Galaxy S3 und Nexus 4 im Vergleich Per Blogeintrag hat Google neben dem „Nexus 10“-Tablet das neue Nexus 4 Smartphone vorgestellt. Am 13. November soll es für einen Preis von nur 299 Euro auf den Markt kommen. Da ist ein Vergleich mit dem Top-Android-Smartphone von Samsung sinnvoll. Daher haben wir das Galaxy S3 mit dem Nexus 4 verglichen.

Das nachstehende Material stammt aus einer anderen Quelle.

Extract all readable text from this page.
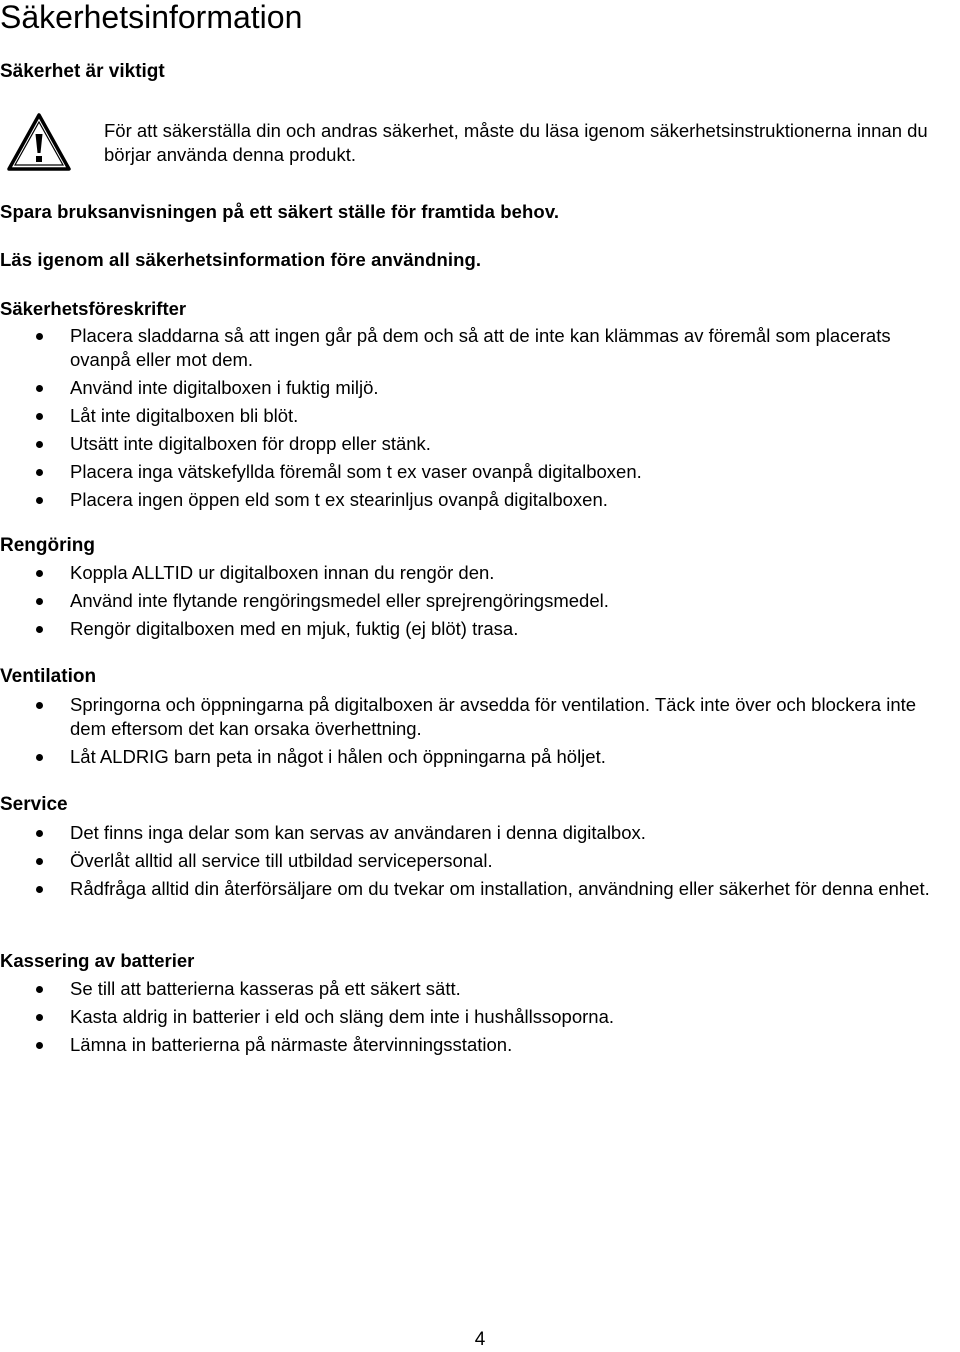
Säkerhetsinformation
Säkerhet är viktigt

För att säkerställa din och andras säkerhet, måste du läsa igenom säkerhetsinstruktionerna innan du börjar använda denna produkt.

Spara bruksanvisningen på ett säkert ställe för framtida behov.

Läs igenom all säkerhetsinformation före användning.

Säkerhetsföreskrifter
Placera sladdarna så att ingen går på dem och så att de inte kan klämmas av föremål som placerats ovanpå eller mot dem.
Använd inte digitalboxen i fuktig miljö.
Låt inte digitalboxen bli blöt.
Utsätt inte digitalboxen för dropp eller stänk.
Placera inga vätskefyllda föremål som t ex vaser ovanpå digitalboxen.
Placera ingen öppen eld som t ex stearinljus ovanpå digitalboxen.
Rengöring
Koppla ALLTID ur digitalboxen innan du rengör den.
Använd inte flytande rengöringsmedel eller sprejrengöringsmedel.
Rengör digitalboxen med en mjuk, fuktig (ej blöt) trasa.
Ventilation
Springorna och öppningarna på digitalboxen är avsedda för ventilation. Täck inte över och blockera inte dem eftersom det kan orsaka överhettning.
Låt ALDRIG barn peta in något i hålen och öppningarna på höljet.
Service
Det finns inga delar som kan servas av användaren i denna digitalbox.
Överlåt alltid all service till utbildad servicepersonal.
Rådfråga alltid din återförsäljare om du tvekar om installation, användning eller säkerhet för denna enhet.
Kassering av batterier
Se till att batterierna kasseras på ett säkert sätt.
Kasta aldrig in batterier i eld och släng dem inte i hushållssoporna.
Lämna in batterierna på närmaste återvinningsstation.

4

Unterschiede gibt es minimale beim Touch-Display. Während Samsungs Galaxy S3 einen 4,8-Zoll-Display mit 1280 x 720 Pixeln verfügt, hat das Nexus 4 die gleiche eine ähnliche Auflösung von 1280 x 768 Pixeln bei einem etwas kleineren Display (4,7 Zoll). Dadurch ergibt sich beim Nexus 4 eine etwas höhere Pixeldichte von 318 ppi (beim S3 sind es 306 ppi). Von der Technologie setzt Samsung auf einen Super-AMOLED+ und Google auf einen WXGA IPS. Welcher Display die besseren Farben und Werte bietet, werden erste Tests zeigen.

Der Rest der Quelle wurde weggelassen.